Ini pengajian dikemas dalam format acara yang berbeda. Sinau Bareng dalam rangka Harlah Pondok Pesantren Al-Muayyad Kec. Jati, Kudus Jateng (Selasa, 5/12) disuguhkan secara tidak lazim. Menghadirkan Can Nun dan KiaiKanjeng, santri dan warga malah diajak untuk memainkan simulasi-simulasi: mulai dari dolanan Jamuran hingga outbound sederhana. Model pengajian yang sengaja dirancang tidak terutama untuk menceramahi jamaah.
Itu semua pasti bukan tanpa maksud. Kita tengah bergerak menuju satu pusaran yang sama---pusaran yang melenakan dan melalaikan jati diri kita sebagai bangsa. Tak ayal, permainan yang disebut tradisional oleh anak bangsa sendiri kini benar-benar dilempar ke masa lalu, sehingga pantas diberi label tradisional, kuno, ketinggalan zaman.
Seorang ibu generasi old angkat tangan ketika Mas Doni dan Mas Jijit "menantang" jamaah untuk memainkan dolanan Jamuran. Ibu yang kira-kira berusia 50 tahun itu cukup fasih mendendangkannya. Suasana Sinau Bareng pun menjadi hidup. Gelak tawa kebahagiaan meraut wajah-wajah yang hadir malam itu.
Tidak ketinggalan sesepuh KiaiKanjeng, Pak Novi Budianto, turut serta. Dialog spontan dengan Mas Doni mengalir. "Tariklah mata anak panahmu jauh ke belakang agar ia melesat jauh ke depan," tandas sang kreator nada musik KiaiKanjeng.
Artinya, untuk melesat jauh ke masa depan kita memerlukan kesadaran masa lalu yang jangkep. Belajar kembali mengenal akar budaya, merefleksikannya sebagai spirit nilai yang memandu gerak ke masa depan, merawatnya sebagai pondasi bangunan peradaban, mutlak diperlukan. Menjadi bangsa yang globalis seraya tetap menjadi diri sendiri. Kita memasadepankan masa silam.
Dolanan masa silam yang dimainkan pada beberapa acara Sinau Bareng bersama Cak Nun dan KiaiKanjeng menemukan momentum urgensinya. Jangankan terhadap filosofi nilai-nilai luhur budaya, terhadap dolanan khas bangsa sendiri, kita luput merawatnya. Gobak Sodor, Benthik, Jamuran, Sridendem, Patelele, Gedrek, Dakon adalah sejumlah kosa kata asing yang berasal dari planet dunia lain di telinga anak-anak kita.

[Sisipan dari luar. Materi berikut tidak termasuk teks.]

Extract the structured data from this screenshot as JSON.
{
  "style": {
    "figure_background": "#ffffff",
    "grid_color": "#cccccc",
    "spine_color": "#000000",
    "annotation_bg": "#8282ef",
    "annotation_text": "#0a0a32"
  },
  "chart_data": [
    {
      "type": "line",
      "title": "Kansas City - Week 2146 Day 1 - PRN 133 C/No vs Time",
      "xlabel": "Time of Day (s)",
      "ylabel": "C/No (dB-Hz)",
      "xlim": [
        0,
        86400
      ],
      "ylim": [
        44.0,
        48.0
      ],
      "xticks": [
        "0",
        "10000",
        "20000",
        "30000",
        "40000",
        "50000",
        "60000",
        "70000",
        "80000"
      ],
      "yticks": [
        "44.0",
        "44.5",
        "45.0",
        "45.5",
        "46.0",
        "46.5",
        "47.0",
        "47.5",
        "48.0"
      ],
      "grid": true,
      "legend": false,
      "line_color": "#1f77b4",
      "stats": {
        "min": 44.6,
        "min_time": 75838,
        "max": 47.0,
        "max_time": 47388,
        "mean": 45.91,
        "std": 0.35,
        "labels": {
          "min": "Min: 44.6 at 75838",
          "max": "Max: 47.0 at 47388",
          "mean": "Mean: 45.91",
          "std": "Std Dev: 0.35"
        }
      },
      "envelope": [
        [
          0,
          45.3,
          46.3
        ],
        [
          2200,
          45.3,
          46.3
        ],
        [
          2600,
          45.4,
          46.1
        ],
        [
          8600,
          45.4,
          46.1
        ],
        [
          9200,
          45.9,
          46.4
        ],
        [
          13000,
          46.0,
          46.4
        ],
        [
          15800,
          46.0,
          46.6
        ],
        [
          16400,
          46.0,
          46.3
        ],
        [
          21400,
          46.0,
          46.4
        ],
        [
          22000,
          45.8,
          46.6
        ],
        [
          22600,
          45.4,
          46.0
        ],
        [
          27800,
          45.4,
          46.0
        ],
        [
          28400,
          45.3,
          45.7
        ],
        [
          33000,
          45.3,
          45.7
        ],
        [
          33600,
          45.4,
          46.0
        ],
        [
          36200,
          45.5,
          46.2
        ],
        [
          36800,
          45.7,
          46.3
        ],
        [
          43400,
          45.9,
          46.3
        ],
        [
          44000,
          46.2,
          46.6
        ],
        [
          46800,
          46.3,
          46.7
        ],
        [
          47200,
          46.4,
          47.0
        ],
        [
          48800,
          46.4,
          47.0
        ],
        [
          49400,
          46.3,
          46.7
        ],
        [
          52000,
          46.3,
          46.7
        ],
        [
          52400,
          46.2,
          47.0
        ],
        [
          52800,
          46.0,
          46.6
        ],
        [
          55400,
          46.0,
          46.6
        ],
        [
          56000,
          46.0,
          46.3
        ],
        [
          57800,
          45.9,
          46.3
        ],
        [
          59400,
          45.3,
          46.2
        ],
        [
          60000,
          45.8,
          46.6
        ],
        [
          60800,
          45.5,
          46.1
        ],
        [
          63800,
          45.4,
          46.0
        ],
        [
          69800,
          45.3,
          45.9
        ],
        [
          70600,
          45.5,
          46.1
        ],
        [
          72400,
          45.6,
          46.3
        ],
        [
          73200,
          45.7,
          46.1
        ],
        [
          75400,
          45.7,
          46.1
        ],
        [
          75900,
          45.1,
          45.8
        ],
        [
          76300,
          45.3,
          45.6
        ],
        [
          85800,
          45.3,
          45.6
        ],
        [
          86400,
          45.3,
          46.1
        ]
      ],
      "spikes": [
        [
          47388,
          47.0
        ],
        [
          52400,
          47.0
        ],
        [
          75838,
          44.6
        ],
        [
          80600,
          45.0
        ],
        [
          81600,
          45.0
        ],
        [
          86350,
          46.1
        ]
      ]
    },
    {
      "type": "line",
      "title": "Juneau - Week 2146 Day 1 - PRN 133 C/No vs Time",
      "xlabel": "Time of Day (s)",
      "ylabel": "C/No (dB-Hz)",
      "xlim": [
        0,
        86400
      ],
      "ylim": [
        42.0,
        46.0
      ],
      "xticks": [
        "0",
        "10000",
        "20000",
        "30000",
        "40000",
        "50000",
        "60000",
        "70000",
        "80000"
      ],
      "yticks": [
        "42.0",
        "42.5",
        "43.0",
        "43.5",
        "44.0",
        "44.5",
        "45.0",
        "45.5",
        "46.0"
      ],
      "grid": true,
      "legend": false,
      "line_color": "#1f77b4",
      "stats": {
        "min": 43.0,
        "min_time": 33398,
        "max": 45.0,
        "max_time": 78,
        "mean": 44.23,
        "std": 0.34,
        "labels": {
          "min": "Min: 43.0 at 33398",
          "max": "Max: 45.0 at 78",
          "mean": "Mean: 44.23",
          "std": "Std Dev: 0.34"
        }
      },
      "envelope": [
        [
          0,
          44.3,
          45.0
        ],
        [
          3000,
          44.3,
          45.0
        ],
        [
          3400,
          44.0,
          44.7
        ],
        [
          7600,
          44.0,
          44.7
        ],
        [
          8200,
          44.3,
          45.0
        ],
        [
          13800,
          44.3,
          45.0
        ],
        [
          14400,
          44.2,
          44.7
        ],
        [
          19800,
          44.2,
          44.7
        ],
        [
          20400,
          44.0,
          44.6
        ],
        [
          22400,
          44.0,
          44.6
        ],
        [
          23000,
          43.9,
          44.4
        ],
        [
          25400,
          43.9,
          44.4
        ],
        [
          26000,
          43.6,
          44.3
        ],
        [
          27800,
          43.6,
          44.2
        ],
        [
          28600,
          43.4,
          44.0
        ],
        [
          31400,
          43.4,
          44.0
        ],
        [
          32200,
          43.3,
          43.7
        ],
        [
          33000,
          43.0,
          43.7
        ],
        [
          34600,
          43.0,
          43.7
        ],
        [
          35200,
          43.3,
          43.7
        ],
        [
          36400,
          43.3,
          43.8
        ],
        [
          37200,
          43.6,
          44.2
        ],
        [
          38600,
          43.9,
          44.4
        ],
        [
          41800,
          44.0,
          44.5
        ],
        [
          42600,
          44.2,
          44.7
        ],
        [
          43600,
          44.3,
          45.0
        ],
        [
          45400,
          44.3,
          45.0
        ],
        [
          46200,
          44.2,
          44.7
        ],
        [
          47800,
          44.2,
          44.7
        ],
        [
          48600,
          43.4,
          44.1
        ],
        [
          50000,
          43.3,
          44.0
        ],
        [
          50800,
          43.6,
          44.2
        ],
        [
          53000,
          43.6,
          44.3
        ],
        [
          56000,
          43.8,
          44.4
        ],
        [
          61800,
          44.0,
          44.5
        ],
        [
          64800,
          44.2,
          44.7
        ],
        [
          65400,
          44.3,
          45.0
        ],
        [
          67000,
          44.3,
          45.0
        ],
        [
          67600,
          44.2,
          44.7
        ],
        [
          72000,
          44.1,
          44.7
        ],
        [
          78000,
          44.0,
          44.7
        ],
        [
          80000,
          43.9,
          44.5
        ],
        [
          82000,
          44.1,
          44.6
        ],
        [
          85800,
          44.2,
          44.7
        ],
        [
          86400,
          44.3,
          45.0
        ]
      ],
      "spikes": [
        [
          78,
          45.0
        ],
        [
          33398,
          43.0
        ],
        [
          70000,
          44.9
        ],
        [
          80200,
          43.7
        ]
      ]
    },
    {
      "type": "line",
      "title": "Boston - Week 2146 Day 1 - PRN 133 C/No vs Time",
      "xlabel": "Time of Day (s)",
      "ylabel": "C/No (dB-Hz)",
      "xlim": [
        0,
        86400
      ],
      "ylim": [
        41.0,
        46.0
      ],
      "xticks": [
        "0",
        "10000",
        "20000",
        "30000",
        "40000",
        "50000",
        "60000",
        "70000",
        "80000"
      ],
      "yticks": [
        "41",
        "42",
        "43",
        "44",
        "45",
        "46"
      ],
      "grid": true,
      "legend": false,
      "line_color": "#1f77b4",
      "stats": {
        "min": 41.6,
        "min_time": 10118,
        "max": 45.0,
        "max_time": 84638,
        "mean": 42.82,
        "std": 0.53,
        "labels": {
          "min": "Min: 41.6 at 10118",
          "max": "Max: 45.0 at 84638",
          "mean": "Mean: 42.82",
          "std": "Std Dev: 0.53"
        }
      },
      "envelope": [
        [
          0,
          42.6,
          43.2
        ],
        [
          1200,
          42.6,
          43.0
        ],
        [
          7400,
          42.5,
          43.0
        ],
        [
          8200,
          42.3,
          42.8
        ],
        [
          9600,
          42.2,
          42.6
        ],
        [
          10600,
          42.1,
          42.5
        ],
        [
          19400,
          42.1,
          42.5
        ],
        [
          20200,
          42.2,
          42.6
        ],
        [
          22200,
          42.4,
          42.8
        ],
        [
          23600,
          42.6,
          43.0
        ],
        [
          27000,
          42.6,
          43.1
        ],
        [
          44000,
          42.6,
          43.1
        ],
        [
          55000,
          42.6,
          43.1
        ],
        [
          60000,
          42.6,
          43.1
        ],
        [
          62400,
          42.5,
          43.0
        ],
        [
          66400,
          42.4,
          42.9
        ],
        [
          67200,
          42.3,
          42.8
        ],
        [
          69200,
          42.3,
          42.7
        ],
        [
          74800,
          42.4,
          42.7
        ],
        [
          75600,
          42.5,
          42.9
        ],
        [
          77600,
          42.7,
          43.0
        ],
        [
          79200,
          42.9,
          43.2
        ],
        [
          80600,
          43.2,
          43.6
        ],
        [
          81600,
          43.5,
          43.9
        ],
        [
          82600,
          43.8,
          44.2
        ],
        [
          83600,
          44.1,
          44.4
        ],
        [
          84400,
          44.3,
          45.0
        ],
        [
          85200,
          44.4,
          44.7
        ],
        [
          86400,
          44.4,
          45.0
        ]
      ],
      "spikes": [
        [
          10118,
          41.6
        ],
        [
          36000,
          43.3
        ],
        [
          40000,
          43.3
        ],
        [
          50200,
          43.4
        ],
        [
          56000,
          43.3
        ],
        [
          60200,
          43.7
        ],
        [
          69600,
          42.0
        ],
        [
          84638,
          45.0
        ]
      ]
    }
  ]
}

Kalau kita tilik lebih cermat, setiap dolanan yang kita anggap tradisioanal itu selalu memerlukan keterlibatan sesama bocah. Sebut saja Obak Dhelek atau Petak Umpet: akan sangat lucu dan lalar gawe apabila dimainkan sendiri. Dia yang tutup mata, lalu dia pula yang sembunyi.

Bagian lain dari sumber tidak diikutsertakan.